- Surrounding lakes
- Pelican Narrows Location of Pelican Narrows in Saskatchewan Pelican Narrows Pelican Narrows (Canada)
- Coordinates: 55°11′18″N 102°56′03″W﻿ / ﻿55.18833°N 102.93417°W
- Country: Canada
- Province: Saskatchewan
- District: Northern Saskatchewan Administration District
- Census Division: 18
- Post office established: 1949

Area (2021)
- • Northern village: 2.40 km^{2} (0.93 sq mi)
- Elevation (airport): 385 m (1,264 ft)

Population (2021)
- • Northern village: 123
- • Northern village density: 51.3/km^{2} (133/sq mi)
- Time zone: UTC−06:00 (CST)
- • Summer (DST): UTC−05:00 (CDT)
- Postal code: S0P 0E0

= Pelican Narrows, Saskatchewan =

Village in Saskatchewan, Canada

Pelican Narrows (ᐅᐹᐏᑯᐢᒋᑲᓂᕽ) is a northern village in the boreal forest of central Saskatchewan, Canada. Its location is on Pelican Lake about 120 km northwest of Creighton by the Hanson Lake Road and Highway 135.

The community is northwest of the Opawikusehikan Narrows that join Mirond and Pelican Lakes, which lie between the Sturgeon-Weir and Churchill River systems. Pelican Narrows is the administrative headquarters for the Peter Ballantyne Cree Nation, a member of the Prince Albert Grand Council, and the majority of the townsite is reserve land. The community consists of the Northern Village of Pelican Narrows and Pelican Narrows 184B and Pelican Narrows 206 Indian Reserve. Together they formed a population centre of about 2,133 people in 2021.

== History ==
The Cree settlement dates from at least 1730. It was an area of trade for the Hudson's Bay and North West companies. In 1874, the Hudson's Bay Company established a permanent post at Pelican Narrows. This became a Northern Store in 1987 which remains open to this day.

Roman Catholic missionaries were traversing the area from the mid-19th century and established a permanent mission in 1878. Anglican missionaries arrived in the late 1890s and built a church in 1911. Schoolchildren were sent away for a number of years.
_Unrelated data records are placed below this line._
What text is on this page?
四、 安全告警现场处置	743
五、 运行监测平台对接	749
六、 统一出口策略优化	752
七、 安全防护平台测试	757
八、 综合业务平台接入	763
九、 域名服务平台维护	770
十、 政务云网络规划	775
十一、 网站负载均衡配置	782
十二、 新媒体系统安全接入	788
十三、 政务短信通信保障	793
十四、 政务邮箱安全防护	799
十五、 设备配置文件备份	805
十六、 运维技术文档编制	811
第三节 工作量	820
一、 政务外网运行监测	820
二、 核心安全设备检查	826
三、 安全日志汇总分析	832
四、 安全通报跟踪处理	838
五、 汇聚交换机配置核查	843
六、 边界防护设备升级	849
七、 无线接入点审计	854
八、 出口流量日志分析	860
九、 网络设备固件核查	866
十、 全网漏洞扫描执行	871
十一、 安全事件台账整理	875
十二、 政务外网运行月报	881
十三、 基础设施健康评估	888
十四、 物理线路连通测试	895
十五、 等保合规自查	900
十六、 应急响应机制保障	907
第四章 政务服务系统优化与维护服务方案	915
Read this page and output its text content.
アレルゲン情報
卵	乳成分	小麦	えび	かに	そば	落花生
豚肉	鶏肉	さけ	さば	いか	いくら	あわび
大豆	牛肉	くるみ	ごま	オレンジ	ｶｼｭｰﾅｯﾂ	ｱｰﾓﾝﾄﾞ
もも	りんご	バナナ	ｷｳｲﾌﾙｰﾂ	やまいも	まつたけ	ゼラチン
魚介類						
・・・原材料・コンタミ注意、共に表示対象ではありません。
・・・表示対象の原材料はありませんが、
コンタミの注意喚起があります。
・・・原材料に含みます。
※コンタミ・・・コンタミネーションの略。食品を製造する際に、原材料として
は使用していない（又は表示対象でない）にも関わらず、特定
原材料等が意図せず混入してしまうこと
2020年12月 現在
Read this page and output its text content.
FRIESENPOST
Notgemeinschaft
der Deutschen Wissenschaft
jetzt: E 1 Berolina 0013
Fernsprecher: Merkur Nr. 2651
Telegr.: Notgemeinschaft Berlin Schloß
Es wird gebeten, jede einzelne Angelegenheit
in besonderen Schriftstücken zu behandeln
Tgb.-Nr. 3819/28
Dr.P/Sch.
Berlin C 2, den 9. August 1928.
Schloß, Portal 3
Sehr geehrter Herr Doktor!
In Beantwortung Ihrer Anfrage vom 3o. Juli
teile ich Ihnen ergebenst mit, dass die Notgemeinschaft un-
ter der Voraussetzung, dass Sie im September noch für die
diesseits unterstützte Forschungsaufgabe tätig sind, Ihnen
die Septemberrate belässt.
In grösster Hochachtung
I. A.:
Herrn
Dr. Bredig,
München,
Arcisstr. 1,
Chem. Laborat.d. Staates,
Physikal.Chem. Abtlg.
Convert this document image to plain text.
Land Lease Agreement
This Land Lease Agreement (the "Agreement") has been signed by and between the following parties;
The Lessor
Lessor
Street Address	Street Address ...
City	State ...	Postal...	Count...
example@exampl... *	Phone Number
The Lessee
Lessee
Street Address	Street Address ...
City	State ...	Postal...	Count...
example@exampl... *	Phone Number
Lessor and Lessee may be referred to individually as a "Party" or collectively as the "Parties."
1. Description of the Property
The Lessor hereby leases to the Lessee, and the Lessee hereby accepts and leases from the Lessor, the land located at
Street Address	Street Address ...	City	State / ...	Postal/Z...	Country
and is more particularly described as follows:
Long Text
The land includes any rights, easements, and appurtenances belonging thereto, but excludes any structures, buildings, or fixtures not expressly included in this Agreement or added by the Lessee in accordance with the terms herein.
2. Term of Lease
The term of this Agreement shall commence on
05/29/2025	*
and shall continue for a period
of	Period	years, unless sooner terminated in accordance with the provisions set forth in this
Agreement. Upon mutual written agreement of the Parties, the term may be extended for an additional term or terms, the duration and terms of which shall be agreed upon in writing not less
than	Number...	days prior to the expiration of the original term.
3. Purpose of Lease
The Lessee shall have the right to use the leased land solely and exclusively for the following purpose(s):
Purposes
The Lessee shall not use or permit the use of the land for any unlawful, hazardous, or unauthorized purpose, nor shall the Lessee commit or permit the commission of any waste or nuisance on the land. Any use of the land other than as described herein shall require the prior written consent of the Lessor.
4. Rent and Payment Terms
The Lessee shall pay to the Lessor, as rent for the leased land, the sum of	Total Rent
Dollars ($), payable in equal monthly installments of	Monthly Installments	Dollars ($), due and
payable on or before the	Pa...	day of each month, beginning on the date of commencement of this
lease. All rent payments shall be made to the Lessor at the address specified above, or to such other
In 1967, an all-weather road was built into the community and other services followed.

== Demographics ==
In the 2021 Canadian census conducted by Statistics Canada, the Northern Village of Pelican Narrows had a population of 123 living in 30 of its 34 total private dwellings, a change of −30.9% from its 2016 population of 178. With a land area of 2.4 km2, it had a population density of in 2021.

Pelican Narrows (population centre) with a population of 2,133 consists of the Northern Village of Pelican Narrows with 123 people and Pelican Narrows 184B, a reserve of the Peter Ballantyne Cree Nation with 1,837 people.

2,460 people identified Cree as their mother tongue in 2011.
==Crime==
In 2026, the community suffered an outbreak of violence, with two homicides and a shooting at a health clinic within three weeks.

== Infrastructure ==

- Pelican Narrows Airport is located 10 NM north-northeast of Pelican Narrows.
- Napoleon Merasty Memorial Arena features an ice rink and a fitness centre.
- Angelique Canada Health Center

== Events ==

An annual walleye fishing derby takes place every year in July.
Every year, an event known as "Annual Pelican Narrows Winter Festival" takes place. Currently, as of 2023, the Winter Festival has taken place from February 27th to March 12th.

== Education ==

Schools include the Wapanacak Elementary School and the Wapawikoscikan School (Opawikoscikan Community School) which is home of the Tawowikamik Public Library.